The need for explainability has arisen because many advanced machine learning models, especially deep neural networks, are often treated as “black boxes” due to their complexity and the lack of transparency in their decision-making processes.
- Using generative AI for very specific and controlled use cases versus general AI scenarios. One way to potentially curb the risks of AI errors is to frame the use of AI into specific and limited application use cases. One example is a “summarize this” button as part of a specific user experience next to a field with unstructured text. There is a limit to how wrong this can go, as opposed to an all-purpose prompt-based digital assistant.
This is a difficult dilemma simply because of the attractiveness of a general-purpose assistant, which has prompted vendors to announce such general assistants (e.g., Joule from SAP, Einstein Copilot from Salesforce, Oracle Digital Assistant, and the Sage Copilot).
- Charging customers for generative AI value versus wrapping into existing commercial models. GenAI is known to be expensive in terms of compute costs and manpower needed to orchestrate and supervise training. This begs the question of whether such new costs should be rolled over to the customers.
This is a complex dilemma for a number of reasons. Firstly, AI costs are expected to decline over time as this technology matures. Secondly, AI functionality will be embedded into standard software, which is already paid for by customers.
The embedded nature of many AI application use cases will make it very difficult for vendors to change for incremental, separate new AI functions. Mandatory additional AI-related fees related to existing SaaS solutions are likely to be met by strong objections from customers.
- Sharing the risk of Generative AI outputs inaccuracy with customers and partners versus letting customers be fully accountable. Generative AI will be increasingly leveraged in supporting key personas’ decision-making processes in organizations. What if it hallucinated and the outputs were misleading? And what if the consequence is a wrong decision that will have serious negative impact on the client organization? Who is going to take the responsibility for the consequences of those actions? Should customers accept this burden alone, or should the accountability be distributed between vendors, their partners (e.g., LLMs), and end customers?

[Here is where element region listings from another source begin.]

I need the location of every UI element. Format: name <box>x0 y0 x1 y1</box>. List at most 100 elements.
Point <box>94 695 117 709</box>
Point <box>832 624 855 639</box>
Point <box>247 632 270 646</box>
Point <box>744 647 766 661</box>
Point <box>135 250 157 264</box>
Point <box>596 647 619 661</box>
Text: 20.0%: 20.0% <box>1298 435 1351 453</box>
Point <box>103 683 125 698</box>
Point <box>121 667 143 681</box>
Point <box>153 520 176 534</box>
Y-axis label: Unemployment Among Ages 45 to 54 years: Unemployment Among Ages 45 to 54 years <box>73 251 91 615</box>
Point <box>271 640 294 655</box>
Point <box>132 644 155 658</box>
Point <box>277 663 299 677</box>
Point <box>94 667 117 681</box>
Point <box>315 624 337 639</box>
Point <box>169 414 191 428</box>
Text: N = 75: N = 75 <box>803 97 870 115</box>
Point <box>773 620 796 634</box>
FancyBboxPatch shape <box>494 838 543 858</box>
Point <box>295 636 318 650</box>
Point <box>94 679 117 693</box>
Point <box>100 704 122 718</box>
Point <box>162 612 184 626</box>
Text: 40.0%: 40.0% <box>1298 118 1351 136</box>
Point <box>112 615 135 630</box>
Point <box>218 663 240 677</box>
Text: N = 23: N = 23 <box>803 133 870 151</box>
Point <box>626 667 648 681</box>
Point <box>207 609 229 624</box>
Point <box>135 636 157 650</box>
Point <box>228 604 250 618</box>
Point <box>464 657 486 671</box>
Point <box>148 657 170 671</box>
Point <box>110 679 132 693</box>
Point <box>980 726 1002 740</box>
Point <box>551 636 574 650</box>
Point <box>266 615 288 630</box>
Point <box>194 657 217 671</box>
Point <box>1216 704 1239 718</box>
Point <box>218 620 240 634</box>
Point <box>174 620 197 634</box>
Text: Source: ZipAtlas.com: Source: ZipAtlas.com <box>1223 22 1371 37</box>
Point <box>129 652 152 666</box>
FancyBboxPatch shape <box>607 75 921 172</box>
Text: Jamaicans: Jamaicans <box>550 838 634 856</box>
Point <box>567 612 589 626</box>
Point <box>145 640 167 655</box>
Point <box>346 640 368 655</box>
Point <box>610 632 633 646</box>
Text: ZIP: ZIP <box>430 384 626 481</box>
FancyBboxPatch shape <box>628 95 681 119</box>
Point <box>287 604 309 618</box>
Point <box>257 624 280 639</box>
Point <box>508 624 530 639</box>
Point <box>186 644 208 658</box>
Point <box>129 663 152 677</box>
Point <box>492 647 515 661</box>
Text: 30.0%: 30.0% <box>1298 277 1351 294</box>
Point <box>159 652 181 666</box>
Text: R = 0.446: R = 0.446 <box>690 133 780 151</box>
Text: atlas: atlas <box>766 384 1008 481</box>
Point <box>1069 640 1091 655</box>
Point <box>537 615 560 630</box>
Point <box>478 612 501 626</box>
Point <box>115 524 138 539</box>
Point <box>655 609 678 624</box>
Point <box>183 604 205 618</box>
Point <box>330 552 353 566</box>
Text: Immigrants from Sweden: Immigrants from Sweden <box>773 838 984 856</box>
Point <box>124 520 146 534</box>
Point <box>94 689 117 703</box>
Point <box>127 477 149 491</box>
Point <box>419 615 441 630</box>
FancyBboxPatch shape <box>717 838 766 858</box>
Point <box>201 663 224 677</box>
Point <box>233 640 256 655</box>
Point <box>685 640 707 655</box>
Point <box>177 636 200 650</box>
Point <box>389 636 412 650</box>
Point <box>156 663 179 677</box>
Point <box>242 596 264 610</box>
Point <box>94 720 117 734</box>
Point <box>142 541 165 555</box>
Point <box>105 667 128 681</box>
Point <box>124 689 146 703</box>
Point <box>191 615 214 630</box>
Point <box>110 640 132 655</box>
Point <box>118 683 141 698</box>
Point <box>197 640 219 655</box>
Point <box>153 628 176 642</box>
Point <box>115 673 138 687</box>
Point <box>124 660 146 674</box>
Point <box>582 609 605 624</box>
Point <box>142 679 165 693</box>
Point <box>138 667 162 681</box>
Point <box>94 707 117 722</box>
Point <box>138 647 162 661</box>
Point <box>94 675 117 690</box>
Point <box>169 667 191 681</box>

In any case, vendors should have full transparency of their solutions (including clear procedures regarding training, implementing, monitoring, and measuring the accuracy of generative AI models) to be able to immediately provide required information to the customer in the case of an emergency.
After having taken the enterprise technology space by storm, generative AI is likely to progress slower than initial expectations. As a new technology, GenAI might enter the “phase of disillusionment,” to paraphrase colleagues in the analyst industry.
This slowdown will be driven by a more cautious adoption of AI in enterprise software, as new horror stories instill fear of reputational damage in CEOs across industries. We believe that new generative AI rollouts will have more guardrails, more quality assurance, more iterations, and much better feedback loops compared to earlier experiments.